||In many parallel programs, run-time data redistribution is usually required to enhance data locality and reduce remote memory access on the distributed memory multicomputers. For the heterogeneous computation environment, irregular data redistributions can be used to adjust data assignment. Since data redistribution is performed at run-time, there is a performance trade-off between the efficiency of the new data distribution for a subsequent phase of an algorithm and the cost of redistributing array among processors. Thus, efficient methods for performing data redistribution are of great importance for the development of distributed memory compilers for data-parallel programming languages.|
For the regular data redistribution, two approaches are presented in this dissertation, indexing approach and packing/unpacking approach. In the indexing approach, we propose a generalized basic-cycle calculation (GBCC) technique to efficiently generate the communication sets for a BLOCK-CYCLIC(s) over P processors to BLOCK-CYCLIC(t) over Q processors data redistribution. In the packing/unpacking approach, we present a User-Defined Types (UDT) method to perform BLOCK-CYCLIC(s) to BLOCK-CYCLIC(t) redistribution, using MPI user-defined datatypes.
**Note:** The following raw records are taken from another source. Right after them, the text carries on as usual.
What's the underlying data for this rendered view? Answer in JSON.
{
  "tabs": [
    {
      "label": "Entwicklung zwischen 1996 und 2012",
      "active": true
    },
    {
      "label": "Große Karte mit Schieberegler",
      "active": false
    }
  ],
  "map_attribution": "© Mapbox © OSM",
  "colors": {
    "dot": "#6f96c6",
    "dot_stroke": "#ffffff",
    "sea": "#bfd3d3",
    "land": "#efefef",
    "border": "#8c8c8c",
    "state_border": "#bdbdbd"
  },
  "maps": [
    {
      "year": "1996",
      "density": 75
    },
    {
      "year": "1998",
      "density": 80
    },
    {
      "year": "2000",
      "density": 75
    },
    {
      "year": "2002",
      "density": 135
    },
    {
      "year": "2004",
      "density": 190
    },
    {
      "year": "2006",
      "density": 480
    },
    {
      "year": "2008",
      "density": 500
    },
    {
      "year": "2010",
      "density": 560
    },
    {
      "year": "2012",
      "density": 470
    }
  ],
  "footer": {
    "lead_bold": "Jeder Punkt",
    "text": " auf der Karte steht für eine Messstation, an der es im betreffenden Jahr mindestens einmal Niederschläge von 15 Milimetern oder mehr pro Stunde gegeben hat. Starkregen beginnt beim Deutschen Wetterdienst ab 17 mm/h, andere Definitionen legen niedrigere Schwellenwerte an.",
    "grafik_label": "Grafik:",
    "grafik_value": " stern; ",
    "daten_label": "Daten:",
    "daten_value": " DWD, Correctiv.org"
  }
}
This method reduces the required memory buffers and avoids unnecessary movement of data. For the irregular data redistribution, in this dissertation, an Essential Cycle Calculation (ECC) method will be presented.
The above methods are originally developed for one dimension array. However, the multi-dimension array can also be performed by simply applying these methods dimension by dimension starting from the first (last) dimension if array is in column-major (row-major).